We must follow a more earthy path of converting our existing housing
stock to greater sustainability – retro fitting.
To
the great credit of New Scientist it makes a critical analysis of
Dongtan’s eco-credibility. The Dongtan vision proposed as a possible
model for China’s
future cities aims for a per-resident carbon footprint of 2.2 ha. This
both exceeds the current footprint of the rural Chinese population (1.6
ha) that are migrating to become the new city dwellers (thus increasing
China’s total footprint) and the “idealised global per capita footprint”
(1.8ha – based on 2006 population levels). Dongtan is therefore not as
bad as our conventional cities – but does not present in itself a
sustainable vision. We could perhaps hope that developments like Dongtan
will be bridging solutions to ever more sustainable implementations –
but would we be correct in doing so? Retrofitting Shanghai for sustainability may have been a more useful activity. In fact, given that so much of Shanghai
is itself new-build, one wonders where the true vision for
sustainability lies. That Dongtan is perceived as having value as a
tourist attraction perhaps indicates something of its showcase function.

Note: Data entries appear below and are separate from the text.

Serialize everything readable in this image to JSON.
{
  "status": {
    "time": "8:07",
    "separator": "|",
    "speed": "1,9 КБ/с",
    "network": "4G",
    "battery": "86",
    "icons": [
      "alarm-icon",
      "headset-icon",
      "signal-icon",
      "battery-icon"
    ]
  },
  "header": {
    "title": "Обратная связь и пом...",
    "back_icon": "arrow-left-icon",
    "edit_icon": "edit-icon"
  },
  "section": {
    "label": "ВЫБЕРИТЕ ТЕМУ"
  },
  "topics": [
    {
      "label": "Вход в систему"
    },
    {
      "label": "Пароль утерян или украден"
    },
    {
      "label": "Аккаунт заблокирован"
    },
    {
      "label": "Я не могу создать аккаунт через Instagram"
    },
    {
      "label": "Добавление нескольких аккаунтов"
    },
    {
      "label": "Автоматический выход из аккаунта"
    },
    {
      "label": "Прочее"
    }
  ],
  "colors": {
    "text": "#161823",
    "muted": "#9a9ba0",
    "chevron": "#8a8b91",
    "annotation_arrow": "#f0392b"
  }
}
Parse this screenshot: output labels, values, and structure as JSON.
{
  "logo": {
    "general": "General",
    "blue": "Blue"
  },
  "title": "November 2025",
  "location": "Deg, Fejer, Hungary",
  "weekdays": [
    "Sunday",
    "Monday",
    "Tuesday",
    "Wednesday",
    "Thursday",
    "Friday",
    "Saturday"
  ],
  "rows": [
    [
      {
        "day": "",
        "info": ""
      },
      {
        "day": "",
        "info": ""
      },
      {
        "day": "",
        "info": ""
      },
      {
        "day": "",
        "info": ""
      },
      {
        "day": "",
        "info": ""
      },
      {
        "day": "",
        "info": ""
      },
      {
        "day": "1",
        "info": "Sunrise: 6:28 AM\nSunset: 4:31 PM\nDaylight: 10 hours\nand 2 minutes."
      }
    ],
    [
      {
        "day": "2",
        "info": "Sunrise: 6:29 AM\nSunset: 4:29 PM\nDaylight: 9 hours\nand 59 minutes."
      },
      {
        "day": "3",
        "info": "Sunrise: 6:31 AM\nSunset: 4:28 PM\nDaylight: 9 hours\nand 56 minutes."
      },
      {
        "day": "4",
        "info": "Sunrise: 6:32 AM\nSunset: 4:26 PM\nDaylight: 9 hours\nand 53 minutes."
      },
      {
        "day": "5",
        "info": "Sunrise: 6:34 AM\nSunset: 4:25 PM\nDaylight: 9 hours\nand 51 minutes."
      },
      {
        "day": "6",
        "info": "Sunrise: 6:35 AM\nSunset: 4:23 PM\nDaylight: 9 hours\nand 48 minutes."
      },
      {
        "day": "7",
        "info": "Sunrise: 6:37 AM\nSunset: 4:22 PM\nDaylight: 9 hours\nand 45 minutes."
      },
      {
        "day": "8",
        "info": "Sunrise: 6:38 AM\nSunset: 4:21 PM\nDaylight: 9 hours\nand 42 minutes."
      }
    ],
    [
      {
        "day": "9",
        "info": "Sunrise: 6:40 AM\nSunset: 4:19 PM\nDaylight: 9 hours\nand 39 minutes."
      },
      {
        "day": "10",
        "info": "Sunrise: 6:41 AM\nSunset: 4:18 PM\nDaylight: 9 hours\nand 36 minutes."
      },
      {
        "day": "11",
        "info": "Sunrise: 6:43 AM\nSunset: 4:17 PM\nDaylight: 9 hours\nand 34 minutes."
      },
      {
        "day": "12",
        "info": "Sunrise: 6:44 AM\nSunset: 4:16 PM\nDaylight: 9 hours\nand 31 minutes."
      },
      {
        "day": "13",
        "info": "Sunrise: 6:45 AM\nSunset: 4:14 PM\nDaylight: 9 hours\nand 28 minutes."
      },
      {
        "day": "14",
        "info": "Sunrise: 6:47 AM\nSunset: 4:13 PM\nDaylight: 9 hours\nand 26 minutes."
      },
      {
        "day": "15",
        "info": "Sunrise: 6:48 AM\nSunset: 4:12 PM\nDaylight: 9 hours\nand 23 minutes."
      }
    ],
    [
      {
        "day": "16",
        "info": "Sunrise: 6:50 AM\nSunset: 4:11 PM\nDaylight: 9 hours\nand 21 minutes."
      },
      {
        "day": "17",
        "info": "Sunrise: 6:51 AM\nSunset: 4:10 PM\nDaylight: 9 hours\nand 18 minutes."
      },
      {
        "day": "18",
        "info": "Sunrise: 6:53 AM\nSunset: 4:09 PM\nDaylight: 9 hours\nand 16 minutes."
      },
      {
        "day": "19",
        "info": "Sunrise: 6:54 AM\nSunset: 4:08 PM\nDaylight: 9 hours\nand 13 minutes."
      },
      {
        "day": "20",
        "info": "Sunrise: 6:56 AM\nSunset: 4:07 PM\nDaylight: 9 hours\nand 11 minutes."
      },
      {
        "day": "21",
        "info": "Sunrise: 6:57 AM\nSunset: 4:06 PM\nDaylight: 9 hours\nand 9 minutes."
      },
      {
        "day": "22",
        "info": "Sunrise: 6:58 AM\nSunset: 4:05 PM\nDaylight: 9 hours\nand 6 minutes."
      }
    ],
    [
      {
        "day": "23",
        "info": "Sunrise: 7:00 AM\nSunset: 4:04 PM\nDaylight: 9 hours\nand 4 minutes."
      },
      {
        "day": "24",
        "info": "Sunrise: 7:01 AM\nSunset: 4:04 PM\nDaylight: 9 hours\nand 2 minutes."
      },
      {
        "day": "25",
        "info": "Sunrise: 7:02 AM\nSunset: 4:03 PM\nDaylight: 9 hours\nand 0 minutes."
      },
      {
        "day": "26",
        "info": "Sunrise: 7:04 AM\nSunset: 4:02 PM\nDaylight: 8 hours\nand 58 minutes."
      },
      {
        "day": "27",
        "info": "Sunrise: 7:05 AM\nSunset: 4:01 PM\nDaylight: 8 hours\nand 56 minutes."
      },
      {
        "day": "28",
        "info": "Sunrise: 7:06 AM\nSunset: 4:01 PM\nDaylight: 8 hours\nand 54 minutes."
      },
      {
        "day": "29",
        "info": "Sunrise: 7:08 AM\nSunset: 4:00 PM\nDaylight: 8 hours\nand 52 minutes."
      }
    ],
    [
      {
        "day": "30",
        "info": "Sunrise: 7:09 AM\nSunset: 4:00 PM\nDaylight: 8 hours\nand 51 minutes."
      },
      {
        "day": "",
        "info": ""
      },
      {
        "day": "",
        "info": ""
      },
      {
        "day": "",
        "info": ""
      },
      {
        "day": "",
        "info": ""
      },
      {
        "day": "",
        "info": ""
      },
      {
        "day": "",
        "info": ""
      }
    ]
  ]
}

The ecological problems faced by China
will inevitably lead them towards some lower energy solutions, and the
world can usefully benefit by learning from them. But will China put sustainability before growth? If it does not, can anything it does be truly sustainable?
Ecotopia
is a steady-state economy that has sloughed off the demon driver of
‘growth’ – that totemic bugbear of capitalism eating away the world like
a necrotic virus. It is the vision of capitalism, its modus operandi
and belief systems which are the contemporary conventions permeating the
speculations of Ecopolis. We can only hope that 31 years hence those
seem as amusing and of their time as some of Callenbach’s seventies-ism.
Otherwise we are well and truly screwed.